The Supreme Court while hearing the plea in the case of Commissioner of Police v. Raj Kumar has held that the State, as an employer, has an element of latitude or choice on who should enter its service and that the role of Courts in judicial review is limited to ensuring that the norms of recruitment are fair and reasonable, and are applied fairly, in a non-discriminatory manner.
While dealing with the recruitment of Police Constables, Court held that where the candidates applying for certain positions in the police force disclosed the criminal charges instituted against them along with the outcome of those cases, then each such case has to be scrutinized by the concerned public employer through its designated officials- more so, in the case of recruitment for the police force, who are under a duty to maintain order, and tackle lawlessness.
An appeal was preferred by the Commissioner of Police against the decision of the Delhi High Court quashing the rejection of the candidature of the Respondents to the post of Constable of Delhi Police.
Respondents (Raj Kumar, Shiv Singh, Deepa Tomar and Prem Singh Choudhary) had applied for the posts of Constable of Delhi Police in 2009. In their respective applications, they had specifically mentioned the criminal cases which were instituted against them and also their outcome viz. that the cases ended in compromise, in most of the cases.
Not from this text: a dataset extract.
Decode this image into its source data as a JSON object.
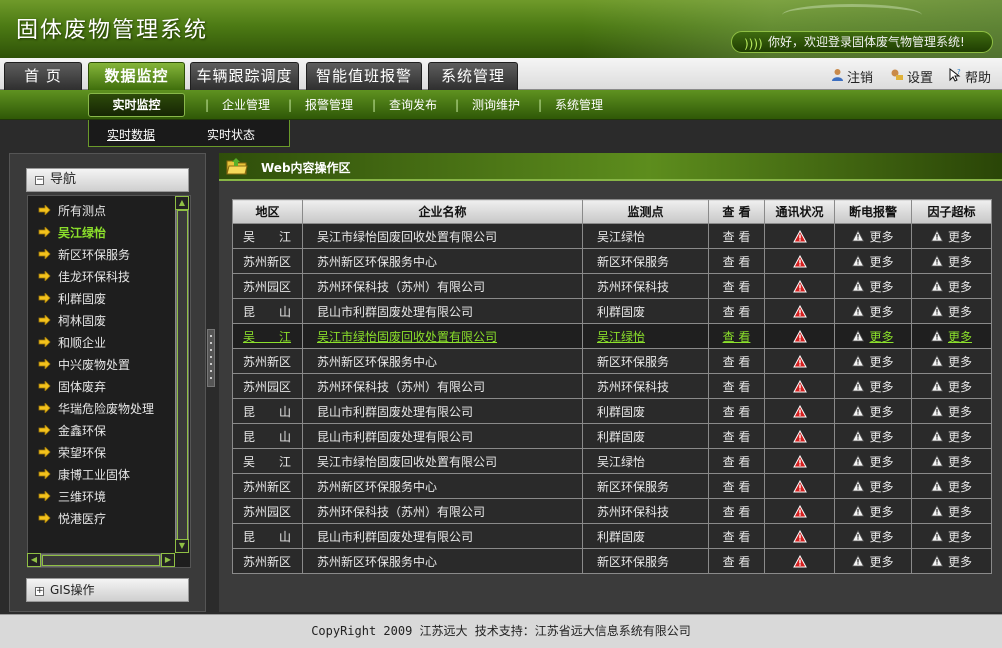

The candidature of the Respondents was referred to a 'Standing Committee' to assess their suitability for employment in the police force. The Standing Committee rejected their candidature. The Central Administrative Tribunal (CAT) upheld the pleas of the Respondents thereby quashing the orders of the Standing Committee. Further, the orders of CAT were challenged by the Appellant before the Delhi High Court, which were dealt with and considered by a common impugned Judgment thereby rejecting the Appellant's plea under Article 226 of the Constitution and upholding the quashing by the CAT of the rejection of the candidature of Respondents.
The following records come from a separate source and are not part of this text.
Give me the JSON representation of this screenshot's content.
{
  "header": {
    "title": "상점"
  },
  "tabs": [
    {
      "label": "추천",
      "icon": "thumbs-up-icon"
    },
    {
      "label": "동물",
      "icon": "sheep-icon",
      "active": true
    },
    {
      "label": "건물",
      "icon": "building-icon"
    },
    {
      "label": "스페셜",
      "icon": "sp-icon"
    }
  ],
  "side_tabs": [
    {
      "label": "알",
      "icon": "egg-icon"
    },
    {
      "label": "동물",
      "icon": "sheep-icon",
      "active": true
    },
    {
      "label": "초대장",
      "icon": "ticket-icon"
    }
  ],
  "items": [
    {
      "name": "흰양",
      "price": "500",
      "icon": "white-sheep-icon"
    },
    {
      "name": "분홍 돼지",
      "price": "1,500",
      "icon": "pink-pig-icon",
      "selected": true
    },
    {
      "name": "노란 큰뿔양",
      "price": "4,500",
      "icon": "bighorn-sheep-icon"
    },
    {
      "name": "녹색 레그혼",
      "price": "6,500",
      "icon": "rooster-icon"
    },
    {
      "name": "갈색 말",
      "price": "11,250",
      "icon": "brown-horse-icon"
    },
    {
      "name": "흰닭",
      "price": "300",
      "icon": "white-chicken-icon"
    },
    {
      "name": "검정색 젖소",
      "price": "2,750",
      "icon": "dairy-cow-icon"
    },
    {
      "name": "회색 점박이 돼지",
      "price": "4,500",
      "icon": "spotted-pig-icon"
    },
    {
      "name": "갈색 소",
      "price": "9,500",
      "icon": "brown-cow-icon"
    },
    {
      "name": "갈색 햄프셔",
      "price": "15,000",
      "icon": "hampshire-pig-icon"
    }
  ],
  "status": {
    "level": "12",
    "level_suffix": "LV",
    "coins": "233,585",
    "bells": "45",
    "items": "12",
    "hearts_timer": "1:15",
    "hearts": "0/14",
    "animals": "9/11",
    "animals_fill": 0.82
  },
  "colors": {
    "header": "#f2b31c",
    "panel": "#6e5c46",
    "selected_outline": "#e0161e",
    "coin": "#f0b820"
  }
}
The Appellant contended that considering the nature of the offences committed by each of them their candidature for selection in the police force was unsuitable.
The Supreme Court, while relying on precedents and analyzing the offences under which each of the Respondents were charged, held that the HC's observations about the youth and age of the candidates appeared to hint at the general acceptability of behavior that involves petty crime or misdemeanor. As per the Supreme Court, the impugned judgment indicated a broad view that misdemeanor should not be taken seriously, given the age of the youth and the rural setting. The Court held that such generalizations, leading to condonation of the offender's conduct, should not enter the judicial verdict and should be avoided. Court also held that the High Court while exercising its power under Article 226 cannot second guess the suitability of the candidate for any public office or post and the High Court went beyond its jurisdiction which is impermissible and is an exercise of the overreach of the judicial review process.
Further, the Court observed, "Public service - like any other, pre-supposes that the state employer has an element of latitude or choice on who should enter its service. Norms, based on principles, govern essential aspects such as qualification, experience, age, number of attempts permitted to a candidate, etc. These, broadly constitute eligibility conditions required of each candidate or applicant aspiring to enter public service. Judicial review, under the Constitution is permissible to ensure that those norms are fair and reasonable, and applied fairly, in a non-discriminatory manner."
Court held that each case is to be scrutinized by the concerned public employer, through its designated officials- more so, in the case of recruitment for the police force, who are under a duty to maintain order, and tackle lawlessness, since their ability to inspire public confidence, is a bulwark to society's security.
Supreme Court set aside the common impugned judgment of the High Court and the orders of the CAT, upholding rejection of candidature of the Respondents by the Appellant.